Often groups that come together in hard times find an ideological plan for a better world that may require destroying others. A society may gradually turn against a subgroup in times of hardship. Hostility is especially likely to occur if people regard their suffering an unjust, and some others are not similarly affected. Blaming and scapegoating diminishes ones own responsibility. Often in this context, the thought system is commandeered by the emotional system using reason as justification and rationalization for killing and ruination. Poverty almost always leads to low self-esteem, particularly in today's world where we have exposure to others with more money.
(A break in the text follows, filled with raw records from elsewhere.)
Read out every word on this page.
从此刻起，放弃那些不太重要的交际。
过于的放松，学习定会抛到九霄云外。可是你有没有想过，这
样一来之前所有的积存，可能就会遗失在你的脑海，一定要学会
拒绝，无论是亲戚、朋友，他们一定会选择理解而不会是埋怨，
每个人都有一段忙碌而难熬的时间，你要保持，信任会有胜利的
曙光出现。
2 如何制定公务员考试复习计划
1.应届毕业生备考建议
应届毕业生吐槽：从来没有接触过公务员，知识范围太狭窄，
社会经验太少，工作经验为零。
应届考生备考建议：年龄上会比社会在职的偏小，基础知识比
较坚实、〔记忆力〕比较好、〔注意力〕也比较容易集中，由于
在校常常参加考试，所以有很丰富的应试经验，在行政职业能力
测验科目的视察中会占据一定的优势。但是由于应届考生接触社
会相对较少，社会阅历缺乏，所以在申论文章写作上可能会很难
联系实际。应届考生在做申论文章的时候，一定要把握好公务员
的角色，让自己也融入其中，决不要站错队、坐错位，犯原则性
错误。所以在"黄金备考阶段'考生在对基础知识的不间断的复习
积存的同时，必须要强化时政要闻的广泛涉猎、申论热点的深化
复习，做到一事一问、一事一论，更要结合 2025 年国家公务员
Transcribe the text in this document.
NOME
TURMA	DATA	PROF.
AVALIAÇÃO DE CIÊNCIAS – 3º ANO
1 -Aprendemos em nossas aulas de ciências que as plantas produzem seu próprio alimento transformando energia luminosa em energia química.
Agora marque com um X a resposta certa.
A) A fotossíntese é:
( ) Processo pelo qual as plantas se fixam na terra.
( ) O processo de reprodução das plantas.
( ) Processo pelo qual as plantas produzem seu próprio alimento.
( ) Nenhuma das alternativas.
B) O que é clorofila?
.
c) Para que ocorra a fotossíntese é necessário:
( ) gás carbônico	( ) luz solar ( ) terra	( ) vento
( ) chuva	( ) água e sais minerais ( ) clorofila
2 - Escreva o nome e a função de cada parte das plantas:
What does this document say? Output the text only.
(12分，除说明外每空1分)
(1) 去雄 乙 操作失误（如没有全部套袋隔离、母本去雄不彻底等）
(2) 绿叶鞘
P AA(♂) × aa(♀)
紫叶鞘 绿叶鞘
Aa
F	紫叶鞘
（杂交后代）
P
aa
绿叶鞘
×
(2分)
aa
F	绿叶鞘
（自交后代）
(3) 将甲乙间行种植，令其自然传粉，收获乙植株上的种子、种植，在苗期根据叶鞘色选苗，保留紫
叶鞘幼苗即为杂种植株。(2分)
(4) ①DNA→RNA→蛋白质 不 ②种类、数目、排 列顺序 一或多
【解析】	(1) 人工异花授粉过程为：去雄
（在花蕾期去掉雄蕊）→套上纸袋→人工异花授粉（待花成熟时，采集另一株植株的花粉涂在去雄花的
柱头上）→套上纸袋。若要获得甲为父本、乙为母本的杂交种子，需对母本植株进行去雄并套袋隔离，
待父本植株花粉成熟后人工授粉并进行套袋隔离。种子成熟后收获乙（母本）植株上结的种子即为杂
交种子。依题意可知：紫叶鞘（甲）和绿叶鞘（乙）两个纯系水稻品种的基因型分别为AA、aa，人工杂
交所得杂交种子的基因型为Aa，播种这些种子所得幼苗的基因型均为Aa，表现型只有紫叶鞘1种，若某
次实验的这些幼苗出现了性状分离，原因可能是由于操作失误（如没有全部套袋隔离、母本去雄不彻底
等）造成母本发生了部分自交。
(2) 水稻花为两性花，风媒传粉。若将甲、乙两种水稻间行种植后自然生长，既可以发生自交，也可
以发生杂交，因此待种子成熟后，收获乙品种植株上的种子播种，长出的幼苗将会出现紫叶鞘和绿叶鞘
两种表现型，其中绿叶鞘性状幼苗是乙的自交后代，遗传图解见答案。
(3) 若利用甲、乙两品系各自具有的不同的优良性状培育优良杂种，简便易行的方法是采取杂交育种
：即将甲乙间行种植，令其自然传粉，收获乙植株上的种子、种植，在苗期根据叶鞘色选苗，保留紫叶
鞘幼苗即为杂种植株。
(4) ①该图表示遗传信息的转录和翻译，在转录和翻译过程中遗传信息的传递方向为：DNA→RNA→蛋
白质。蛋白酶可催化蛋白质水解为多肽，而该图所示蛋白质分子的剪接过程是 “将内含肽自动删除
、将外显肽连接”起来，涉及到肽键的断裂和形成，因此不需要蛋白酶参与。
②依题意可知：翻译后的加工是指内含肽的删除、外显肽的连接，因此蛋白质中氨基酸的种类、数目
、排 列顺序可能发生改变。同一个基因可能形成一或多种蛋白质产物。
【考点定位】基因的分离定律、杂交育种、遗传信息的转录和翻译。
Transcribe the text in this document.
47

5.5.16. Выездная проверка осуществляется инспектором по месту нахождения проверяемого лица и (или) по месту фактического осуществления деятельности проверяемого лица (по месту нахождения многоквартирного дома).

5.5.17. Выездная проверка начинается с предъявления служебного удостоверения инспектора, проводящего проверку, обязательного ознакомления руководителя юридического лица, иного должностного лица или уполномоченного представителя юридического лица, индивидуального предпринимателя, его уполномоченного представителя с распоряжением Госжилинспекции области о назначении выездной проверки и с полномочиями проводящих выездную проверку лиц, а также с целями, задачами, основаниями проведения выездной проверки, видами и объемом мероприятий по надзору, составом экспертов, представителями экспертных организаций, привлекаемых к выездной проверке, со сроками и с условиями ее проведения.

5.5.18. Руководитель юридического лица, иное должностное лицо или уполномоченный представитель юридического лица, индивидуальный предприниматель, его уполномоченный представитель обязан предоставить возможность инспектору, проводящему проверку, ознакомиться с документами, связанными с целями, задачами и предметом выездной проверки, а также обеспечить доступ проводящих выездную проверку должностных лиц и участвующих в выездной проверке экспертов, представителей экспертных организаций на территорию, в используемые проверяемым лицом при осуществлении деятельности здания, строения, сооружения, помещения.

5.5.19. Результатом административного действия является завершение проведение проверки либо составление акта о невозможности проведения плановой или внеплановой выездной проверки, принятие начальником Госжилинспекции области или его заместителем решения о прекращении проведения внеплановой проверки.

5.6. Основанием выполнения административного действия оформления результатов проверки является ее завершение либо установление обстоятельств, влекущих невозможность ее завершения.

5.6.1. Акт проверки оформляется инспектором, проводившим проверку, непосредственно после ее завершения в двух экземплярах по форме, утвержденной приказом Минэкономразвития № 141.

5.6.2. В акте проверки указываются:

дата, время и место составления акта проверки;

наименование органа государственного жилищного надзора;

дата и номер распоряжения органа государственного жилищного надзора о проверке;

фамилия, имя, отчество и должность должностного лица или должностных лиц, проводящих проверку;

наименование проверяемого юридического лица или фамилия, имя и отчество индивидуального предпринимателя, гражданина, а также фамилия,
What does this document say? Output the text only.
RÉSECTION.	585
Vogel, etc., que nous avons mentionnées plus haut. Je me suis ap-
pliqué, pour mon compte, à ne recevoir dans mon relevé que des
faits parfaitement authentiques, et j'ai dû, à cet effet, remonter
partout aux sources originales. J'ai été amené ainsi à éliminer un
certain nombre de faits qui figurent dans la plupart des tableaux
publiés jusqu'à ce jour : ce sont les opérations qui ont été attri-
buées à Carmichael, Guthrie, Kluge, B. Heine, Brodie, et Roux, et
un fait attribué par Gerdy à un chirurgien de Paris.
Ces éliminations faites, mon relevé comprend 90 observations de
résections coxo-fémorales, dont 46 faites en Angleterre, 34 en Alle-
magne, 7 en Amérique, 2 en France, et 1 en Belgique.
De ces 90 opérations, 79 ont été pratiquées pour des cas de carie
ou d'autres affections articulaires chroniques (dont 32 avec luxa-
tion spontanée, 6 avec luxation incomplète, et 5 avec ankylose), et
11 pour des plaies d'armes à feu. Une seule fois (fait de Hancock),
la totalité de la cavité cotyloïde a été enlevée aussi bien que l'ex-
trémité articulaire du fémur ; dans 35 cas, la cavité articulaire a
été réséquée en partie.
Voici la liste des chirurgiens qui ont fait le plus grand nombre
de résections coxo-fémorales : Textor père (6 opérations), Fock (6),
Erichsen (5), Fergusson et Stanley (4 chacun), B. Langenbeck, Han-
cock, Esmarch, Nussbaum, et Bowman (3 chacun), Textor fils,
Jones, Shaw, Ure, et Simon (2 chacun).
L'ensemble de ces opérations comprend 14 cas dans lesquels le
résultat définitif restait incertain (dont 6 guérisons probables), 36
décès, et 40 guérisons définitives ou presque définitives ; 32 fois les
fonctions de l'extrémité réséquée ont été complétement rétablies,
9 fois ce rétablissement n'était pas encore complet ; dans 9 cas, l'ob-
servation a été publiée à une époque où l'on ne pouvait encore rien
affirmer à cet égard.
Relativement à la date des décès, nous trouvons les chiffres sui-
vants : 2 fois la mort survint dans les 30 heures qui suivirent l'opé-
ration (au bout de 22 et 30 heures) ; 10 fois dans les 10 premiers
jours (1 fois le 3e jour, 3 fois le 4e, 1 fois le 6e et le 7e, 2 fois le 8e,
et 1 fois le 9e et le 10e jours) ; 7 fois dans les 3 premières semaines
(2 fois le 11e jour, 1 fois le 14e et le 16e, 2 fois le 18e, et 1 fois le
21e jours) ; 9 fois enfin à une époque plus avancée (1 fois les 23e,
Because people define themselves to a significant degree by membership in a group, a positive view of their group becomes important to individual self-esteem. The experience of hardship and social disorganization is a frequent starting point for mass killing and genocide. Tyrants like Hitler, Milosevic and bin Laden can emerge who are orators of sorts, verbally fanning the smaller flames of hate into a forest fire of rage and genocide. Many people in Afghanistan, like the Hutus in Rwanda, could not escape low social status, socioeconomic hardship and poverty. Large factions, but not all of these populations, became emotionally driven to paths of killing and destruction.

Bin Laden, like Saddam Hussein has managed to perpetrate crimes of murder against humanity with impunity. Will we become numb and self-centered, thinking that it will pass and not affect us as individuals? The complexity of terrorism sometimes may make us long for a Roosevelt who rose dramatically on his enfeebled legs to declare a stand against tyranny. There are sins of commission and those of omission. And yet our response must not be in kind, but a thoughtful assertive intolerance of intolerance, murder and hate. Leadership and guidance can have a seminal influence on the path of human development and experience. Compare Nelson Mandela, a man and his country with every reason to feel a desire for revenge, and Milosevic or bin Laden. How shall we respond to the vengeance of despots?

People and societies that value reason, temper their emotions with thoughtful, cortical negotiation. Remember that your emotional system is a very primitive signal survival system that evolved 400 million years before your cortex, the center of complex thinking. Exercising power over our emotions is sometimes no small feat. Feelings are very strong and interface with our thinking. Relationships are intricate at every level. Perhaps our challenge as a human community is to become less controlling but more in control, developing our kinder, gentler selves, but using our minds and technology to stand up to terrorists and murderers so that we may survive peacefully together with a contemplative world perspective of tolerance and inclusiveness.